Last year, Pierre Thomas led the Saints with 147 rushing attempts for 549 yards. In Ingram’s three NFL seasons, no Saint has rushed for more than 603 yards (Darren Sproles in 2011) or carried the ball more than 156 times (Ingram in 2012, when he gained 602 yards) in one campaign. Last year, four Saints ran for at least 220 yards and carried the ball at least 50 times.
“I don’t know what (my role) is going to be,” Ingram said. “Hopefully, I’m taking on more of a role, but I’m just out here worrying about getting better every day, improving every day and that’s pretty much it. Taking it one day at a time. …
“I think whenever I have an opportunity to get into a rhythm and get touches, I think I can be effective. Toward the end of the year, I was able to get a lot of touches, get into a rhythm and show what I can do. Hopefully, it continues.”

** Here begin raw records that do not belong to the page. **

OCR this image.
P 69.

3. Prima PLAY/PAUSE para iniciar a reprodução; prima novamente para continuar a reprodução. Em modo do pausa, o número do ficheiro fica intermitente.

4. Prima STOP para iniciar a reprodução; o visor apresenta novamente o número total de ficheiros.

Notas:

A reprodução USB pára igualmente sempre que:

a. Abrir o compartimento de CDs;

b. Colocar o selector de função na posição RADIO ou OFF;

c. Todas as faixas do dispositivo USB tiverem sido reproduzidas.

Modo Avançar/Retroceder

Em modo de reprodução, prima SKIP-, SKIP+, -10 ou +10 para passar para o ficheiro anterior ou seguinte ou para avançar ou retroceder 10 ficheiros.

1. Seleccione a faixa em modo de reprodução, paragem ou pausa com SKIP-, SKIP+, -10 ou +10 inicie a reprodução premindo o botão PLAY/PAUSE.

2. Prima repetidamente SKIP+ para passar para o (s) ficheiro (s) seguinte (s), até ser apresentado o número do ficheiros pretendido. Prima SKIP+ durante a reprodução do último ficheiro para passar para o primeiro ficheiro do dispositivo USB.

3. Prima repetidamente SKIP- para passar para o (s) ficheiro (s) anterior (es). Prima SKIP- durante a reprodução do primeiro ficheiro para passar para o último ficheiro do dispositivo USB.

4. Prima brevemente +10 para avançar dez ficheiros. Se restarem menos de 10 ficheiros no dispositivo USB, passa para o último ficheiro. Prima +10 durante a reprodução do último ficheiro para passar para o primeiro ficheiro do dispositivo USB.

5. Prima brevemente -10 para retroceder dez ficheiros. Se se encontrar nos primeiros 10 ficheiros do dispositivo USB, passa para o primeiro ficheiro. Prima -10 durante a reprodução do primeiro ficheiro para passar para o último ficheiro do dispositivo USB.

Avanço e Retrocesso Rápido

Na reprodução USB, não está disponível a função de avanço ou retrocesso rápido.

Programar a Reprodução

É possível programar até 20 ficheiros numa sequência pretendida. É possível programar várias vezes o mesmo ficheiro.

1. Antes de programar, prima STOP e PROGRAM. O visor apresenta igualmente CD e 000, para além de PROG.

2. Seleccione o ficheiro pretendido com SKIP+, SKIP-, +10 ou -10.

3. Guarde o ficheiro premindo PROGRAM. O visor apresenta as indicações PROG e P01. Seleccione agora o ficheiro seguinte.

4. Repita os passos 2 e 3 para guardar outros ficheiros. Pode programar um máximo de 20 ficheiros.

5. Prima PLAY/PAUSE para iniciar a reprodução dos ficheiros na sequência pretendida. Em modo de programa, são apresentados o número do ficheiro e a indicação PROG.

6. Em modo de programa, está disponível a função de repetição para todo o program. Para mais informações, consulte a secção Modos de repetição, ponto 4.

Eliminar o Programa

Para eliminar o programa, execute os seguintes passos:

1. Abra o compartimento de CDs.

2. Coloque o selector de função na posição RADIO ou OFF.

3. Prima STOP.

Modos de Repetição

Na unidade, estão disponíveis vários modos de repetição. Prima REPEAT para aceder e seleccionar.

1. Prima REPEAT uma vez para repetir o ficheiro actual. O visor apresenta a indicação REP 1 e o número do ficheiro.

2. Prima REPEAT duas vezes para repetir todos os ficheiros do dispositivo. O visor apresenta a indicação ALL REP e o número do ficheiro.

Although a rookie, Sunseri is no stranger to the NFL. His father, Sal Sunseri, spent seven seasons as an assistant coach for the Carolina Panthers.
“Film study and work ethic is what I gathered from my dad,” Sunseri said. “Being out there around certain guys, watching guys like Mike Minter, he used to play at Carolina, Julius Peppers and Brentson Buckner, who my dad coached. Those are really smart guys who played a long time because they’re smart. … They took what they learned in the meetings to the practice field and watched film constantly.”
What Sunseri is putting into practice at minicamp is the ability to diagnose the offense’s intentions by its formation.
“Pre-snap stuff is really key at this level, I’ve noticed,” Sunseri, said. “That’s what they’ve been trying to get me to learn — pre-snap stuff. Then after the play we talk about how I can get better and what I can improve on. …
“Pre-snap here is more what kind of routes they can run from those positions and what kind of stuff they like to do out of certain formations, so it was just learning a lot more.”
Sunseri has been setting coverages in the secondary with New Orleans’ second-team defense during practice.
“He’ll turn around and be like, ‘Yeah, I got that right that time,’” secondary coach Wes McGriff said.
Sunseri has been a full participant after a knee injury limited him to seven games at Alabama last season and kept him out of the NFL Scouting Combine.
He’s one of seven safeties at minicamp. The starting positions are set with Kenny Vaccaro returning for his second season at strong safety and former Buffalo Bill Jairus Byrd at free safety after signing a six-year contract with the Saints in March. New Orleans matched the Atlanta Falcons’ contract offer to Rafael Bush to keep him on the team. Sunseri appears to be competing with CFL-import Marcus Ball to back up Vaccaro. Jacksonville State rookie Pierre Warren also is among the Saints’ safeties.